Des sondages indiquaient récemment que 8 Français sur 10 ne voulaient pas de Benzema en équipe de France. « Il est difficile, voire impossible de savoir s’il entre dans la posture des uns et des autres une part de rejet qui relèverait d’une certaine forme de racisme rampant ou décomplexé », écrit Bruno Roger-Petit. Pourtant, il n’est pas difficile de voir les procès d’intention qui sont faits à l’ex-attaquant des Bleus : le joueur ne chante pas « La Marseillaise », c’est une faute grave là où ça l’était moins pour Michel Platini. Benzema n’est pas encore jugé mais il est déjà coupable, là où un Karabatic, jugé coupable lui dans une affaire d’escroquerie et de match truqué, n’est pas inquiété quant à sa place de titulaire en équipe de France de handball.
En gros je marque donc je suis… français
La France n’est pas raciste, au sens littéral du terme : Platini et Karabatic sont deux joueurs dont les parents ou grands-parents sont issus de l’immigration. Mais Benzema, lui, est un « beur. » Ce qui lui confère de fait un statut de « racaille », comme Nicolas Sarkozy aimait le dire. « Je préfère perdre l’Euro 2016 avec une équipe où l’état d’esprit est irréprochable que de le gagner avec des pseudo-racailles », écrit d’ailleurs Axel Joly, conseiller national des… Républicains sur Twitter. A droite toute, on rappelle que Benzema a affirmé : « L’Algérie c’est mon pays , la France c’est juste pour le côté sportif et personne ne me forcera a chanter La Marseillaise. » Sauf que le joueur n’a jamais dit cela.
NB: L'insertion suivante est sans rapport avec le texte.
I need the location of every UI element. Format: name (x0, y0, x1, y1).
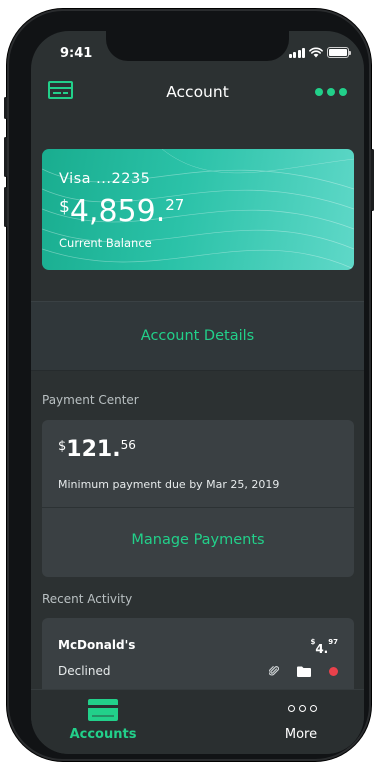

« En gros, si je marque, je suis Français, mais si je ne marque pas ou qu’il y a des problèmes, je suis Arabe », résumait parfaitement Benzema dans une interview à So Foot. Et il a raison : Zidane marque deux buts en finale de Coupe du Monde, on prône la France black-blanc-beur. Benzema, lui, restera un Algérien, qui n’a jamais offert une Coupe aux Bleus. Jérôme Béglé, dans Le Point, écrivait : « L’avant-centre du Real affirme qu’il ne chantera jamais La Marseillaise ! Provocation, bêtise et vulgarité. Et s’il pensait plutôt à marquer qu’à l’ouvrir ? » Le journaliste le traite alors d’« enfoiré » et d’« ingrat », ajoutant : « C’est dans la capitale des Gaules que le jeune malappris a été éduqué au football — seulement au football visiblement. Il devrait être animé par un devoir de reconnaissance, voire de respect, à l’égard d’un club, d’une ville, d’un pays, qui, un jour, ont cru en lui. »
Aujourd’hui, en jugeant Benzema coupable d’on ne sait quoi, la France n’a ni reconnu le talent du footballeur, ni respecté l’homme. Didier Deschamps pouvait très bien composer une liste de sélectionnés sans Benzema, comme l’avait fait Aimé Jacquet en 1998 avec Cantona. Il n’aurait alors pas eu à justifier son choix. Cela aurait évité à l’attaquant du Real Madrid un procès d’intention inutile.